Embora não seja um fenômeno novo, a natureza prolongada do drama em Gaza o agravou significativamente. Em 2025, as IDF registraram 22 suicídios; houve 21 em 2024 e 17 em 2023. Contudo, o desafio mais amplo reside no âmbito do trauma psicológico. Uma análise do Ministério da Defesa de Israel, citada pela Reuters em janeiro, indicou um aumento de quase 40% nos casos de transtorno de estresse pós-traumático (TEPT) em comparação com setembro de 2023, ou seja, antes dos atentados do Hamas em 7 de outubro. Entre os mais de 22.000 militares e membros das forças de segurança tratados por ferimentos relacionados à guerra, 60% apresentavam sequelas pós-traumáticas.

Mas o quadro é ainda mais amplo. Uma comissão governamental encarregada de reformar o atendimento aos veteranos estimou que cerca de 50.000 ex-militares necessitam de assistência para traumas emocionais e, em julho, o governo de Tel Aviv aprovou uma reforma abrangente do sistema de reabilitação para soldados feridos e membros das forças de segurança. A sobrecarga dos serviços já era evidente: em fevereiro, o Ministério da Defesa informou ao Knesset que havia apenas um profissional de saúde mental para cada 850 veteranos com transtornos pós-traumáticos. Os dados sobre a prevenção também são alarmantes. Entre janeiro de 2024 e julho de 2025, 279 soldados tentaram o suicídio; desses, apenas 17% haviam passado por atendimento com um profissional de saúde mental. Além disso, por trás das estatísticas, existe uma forma específica de desgaste. Muitos reservistas alternaram repetidamente entre períodos de combate e de descanso: semanas ou meses no front, o retorno à família e ao trabalho, seguido por uma nova mobilização.
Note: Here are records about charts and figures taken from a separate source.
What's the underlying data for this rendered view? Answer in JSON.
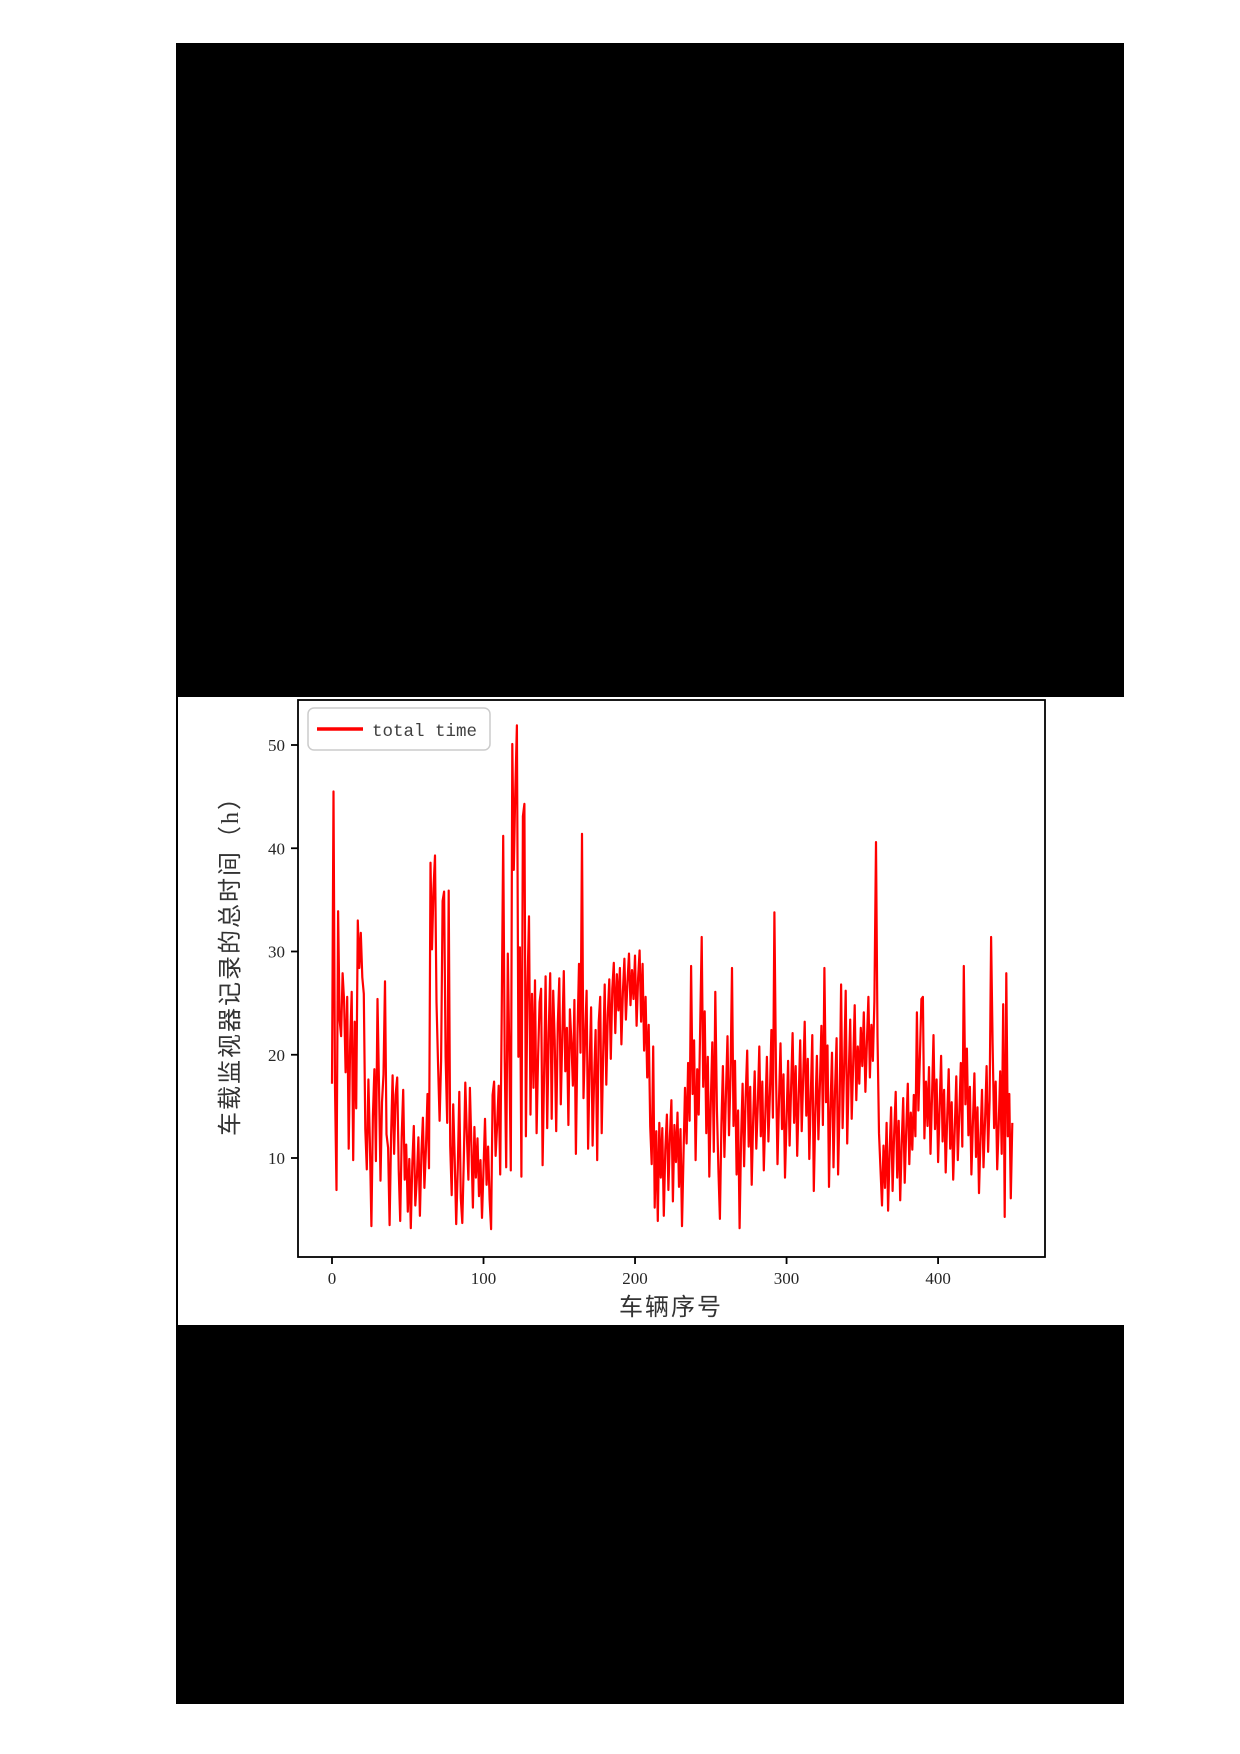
{
  "page": {
    "background_color": "#ffffff",
    "redacted_block_color": "#000000"
  },
  "chart_data": {
    "type": "line",
    "title": "",
    "xlabel": "车辆序号",
    "ylabel": "车载监视器记录的总时间（h）",
    "legend": {
      "position": "upper left",
      "entries": [
        "total time"
      ],
      "border_color": "#cccccc",
      "text_color": "#404040"
    },
    "grid": false,
    "line_color": "#ff0000",
    "axis_color": "#000000",
    "xlim": [
      -23,
      470
    ],
    "ylim": [
      0.4,
      54.3
    ],
    "xticks": [
      0,
      100,
      200,
      300,
      400
    ],
    "yticks": [
      10,
      20,
      30,
      40,
      50
    ],
    "series": [
      {
        "name": "total time",
        "color": "#ff0000",
        "x_start": 0,
        "x_step": 1,
        "values": [
          17.2,
          45.5,
          16.8,
          6.9,
          33.9,
          23.4,
          21.8,
          27.9,
          25.2,
          18.3,
          25.6,
          10.9,
          21.4,
          26.1,
          9.8,
          23.2,
          14.8,
          33.0,
          28.4,
          31.8,
          27.5,
          25.9,
          12.8,
          8.9,
          17.6,
          11.4,
          3.4,
          14.1,
          18.6,
          9.7,
          25.4,
          17.0,
          7.8,
          15.4,
          18.1,
          27.1,
          12.3,
          11.0,
          3.5,
          12.2,
          18.0,
          10.4,
          16.1,
          17.8,
          8.9,
          3.9,
          12.1,
          16.6,
          7.9,
          11.3,
          4.8,
          9.9,
          3.2,
          9.4,
          13.1,
          5.4,
          8.1,
          12.0,
          4.4,
          10.4,
          13.9,
          7.1,
          10.8,
          16.2,
          9.0,
          38.6,
          30.2,
          36.1,
          39.3,
          25.1,
          18.9,
          13.6,
          19.4,
          34.9,
          35.8,
          19.8,
          13.4,
          35.9,
          11.2,
          6.4,
          15.2,
          9.9,
          3.6,
          9.1,
          16.4,
          6.1,
          3.7,
          9.8,
          17.3,
          12.1,
          7.9,
          16.8,
          11.2,
          5.2,
          13.0,
          8.1,
          11.9,
          6.3,
          9.8,
          4.2,
          8.9,
          13.8,
          7.4,
          11.1,
          6.0,
          3.1,
          16.1,
          17.4,
          10.2,
          13.3,
          17.0,
          8.4,
          23.8,
          41.2,
          19.6,
          9.1,
          29.8,
          20.3,
          8.8,
          50.1,
          37.9,
          45.6,
          51.9,
          19.8,
          30.4,
          8.2,
          43.1,
          44.3,
          12.1,
          26.8,
          33.4,
          14.2,
          25.9,
          16.8,
          27.2,
          12.4,
          19.9,
          25.1,
          26.4,
          9.3,
          18.2,
          27.6,
          12.9,
          22.1,
          27.9,
          13.8,
          26.2,
          21.4,
          12.6,
          23.0,
          27.4,
          15.2,
          21.8,
          28.1,
          18.4,
          22.6,
          13.2,
          24.4,
          21.2,
          17.0,
          25.3,
          10.4,
          22.0,
          28.8,
          20.2,
          41.4,
          15.8,
          21.4,
          26.2,
          10.9,
          18.8,
          24.6,
          11.2,
          17.6,
          22.4,
          9.8,
          23.1,
          25.6,
          12.4,
          20.3,
          26.8,
          17.1,
          23.9,
          27.3,
          19.6,
          26.4,
          28.9,
          22.1,
          27.8,
          24.3,
          28.4,
          21.0,
          26.1,
          29.3,
          23.4,
          27.1,
          29.8,
          24.8,
          28.2,
          25.4,
          29.6,
          22.8,
          27.4,
          30.1,
          23.2,
          28.8,
          20.4,
          25.6,
          17.8,
          22.9,
          13.1,
          9.4,
          20.8,
          5.2,
          12.6,
          3.9,
          13.4,
          8.1,
          12.9,
          4.4,
          10.8,
          14.2,
          6.9,
          12.1,
          15.6,
          5.8,
          13.2,
          9.6,
          14.4,
          7.2,
          12.8,
          3.4,
          10.2,
          16.8,
          11.4,
          19.2,
          13.6,
          28.6,
          16.2,
          21.4,
          9.8,
          18.6,
          14.2,
          22.8,
          31.4,
          16.9,
          24.2,
          12.4,
          19.8,
          8.2,
          15.4,
          21.2,
          10.6,
          26.1,
          14.8,
          8.9,
          4.1,
          13.2,
          18.9,
          10.1,
          16.4,
          21.8,
          12.2,
          17.9,
          28.4,
          13.1,
          19.4,
          8.4,
          14.6,
          3.2,
          11.9,
          17.2,
          9.2,
          15.8,
          20.4,
          11.1,
          16.9,
          7.4,
          13.8,
          18.4,
          10.9,
          15.2,
          20.8,
          12.1,
          17.4,
          8.8,
          14.1,
          19.8,
          11.6,
          16.2,
          22.4,
          13.9,
          33.8,
          18.2,
          9.4,
          15.6,
          21.1,
          12.8,
          18.1,
          8.1,
          13.9,
          19.4,
          11.2,
          16.8,
          22.1,
          13.4,
          18.9,
          10.2,
          15.9,
          21.4,
          12.6,
          17.8,
          23.2,
          14.1,
          19.6,
          9.9,
          16.1,
          21.9,
          6.8,
          14.4,
          19.9,
          11.8,
          17.1,
          22.8,
          13.2,
          28.4,
          15.4,
          20.9,
          7.2,
          14.9,
          20.2,
          9.1,
          16.4,
          21.6,
          8.4,
          15.1,
          26.8,
          12.9,
          18.6,
          26.2,
          11.4,
          17.9,
          23.4,
          13.8,
          19.2,
          24.8,
          15.6,
          20.8,
          17.2,
          22.6,
          18.9,
          24.1,
          16.4,
          21.2,
          25.6,
          17.8,
          22.9,
          19.4,
          25.2,
          40.6,
          21.8,
          12.4,
          8.9,
          5.4,
          11.2,
          7.1,
          13.4,
          4.9,
          10.6,
          14.9,
          6.8,
          12.2,
          16.4,
          8.1,
          13.6,
          5.9,
          11.4,
          15.8,
          7.6,
          12.9,
          17.2,
          9.4,
          14.4,
          10.8,
          16.1,
          12.1,
          24.1,
          14.6,
          19.8,
          25.4,
          25.6,
          11.9,
          17.4,
          13.1,
          18.8,
          10.4,
          15.9,
          21.9,
          12.8,
          17.6,
          9.6,
          14.8,
          19.9,
          11.6,
          16.6,
          8.6,
          13.9,
          18.6,
          10.9,
          15.4,
          7.9,
          12.6,
          17.9,
          9.8,
          14.2,
          19.2,
          11.1,
          28.6,
          15.2,
          20.6,
          12.2,
          16.9,
          8.4,
          13.4,
          18.2,
          10.1,
          14.9,
          6.6,
          11.9,
          16.6,
          9.1,
          13.8,
          18.9,
          10.6,
          15.6,
          31.4,
          21.1,
          12.9,
          17.4,
          8.9,
          13.2,
          18.4,
          10.4,
          24.9,
          4.3,
          27.9,
          12.1,
          16.2,
          6.1,
          13.4
        ]
      }
    ]
  }
}
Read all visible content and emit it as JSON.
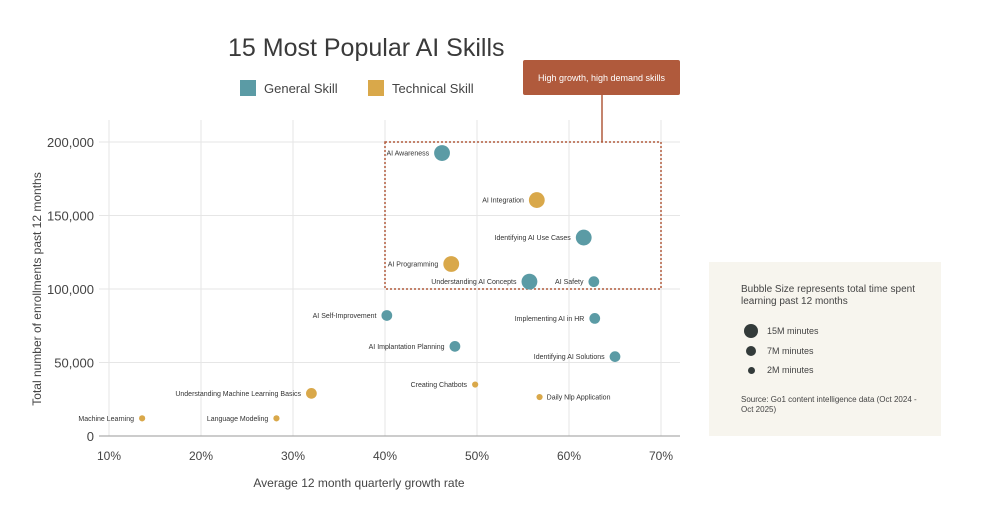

O trauma pode se manifestar mesmo depois de a ameaça ter passado, quando o corpo retorna para casa e a mente finalmente começa a processar o que testemunhou. É por essa razão, entre outras, que em julho o Knesset aprovou uma lei introduzindo a definição de "reação de estresse em combate" na legislação israelense e reconhecendo a natureza específica do TEPT decorrente do combate, prevendo tratamento e apoio especiais nos casos mais complexos. O trauma da guerra entrou, assim, formalmente na categoria dos ferimentos de guerra que exigem cuidados e indenização; há um reconhecimento explícito de que pode surgir inclusive meses após um combate, quando o soldado já não está mais usando a farda. O caso de William Shakin ilustra isso com especial crueza. Seu caso também reabre a questão da assistência a veteranos que vivem no exterior e das dificuldades no reconhecimento de feridas psicológicas. Pois, mesmo quando termina no campo, a guerra pode continuar na mente daqueles que dela participaram.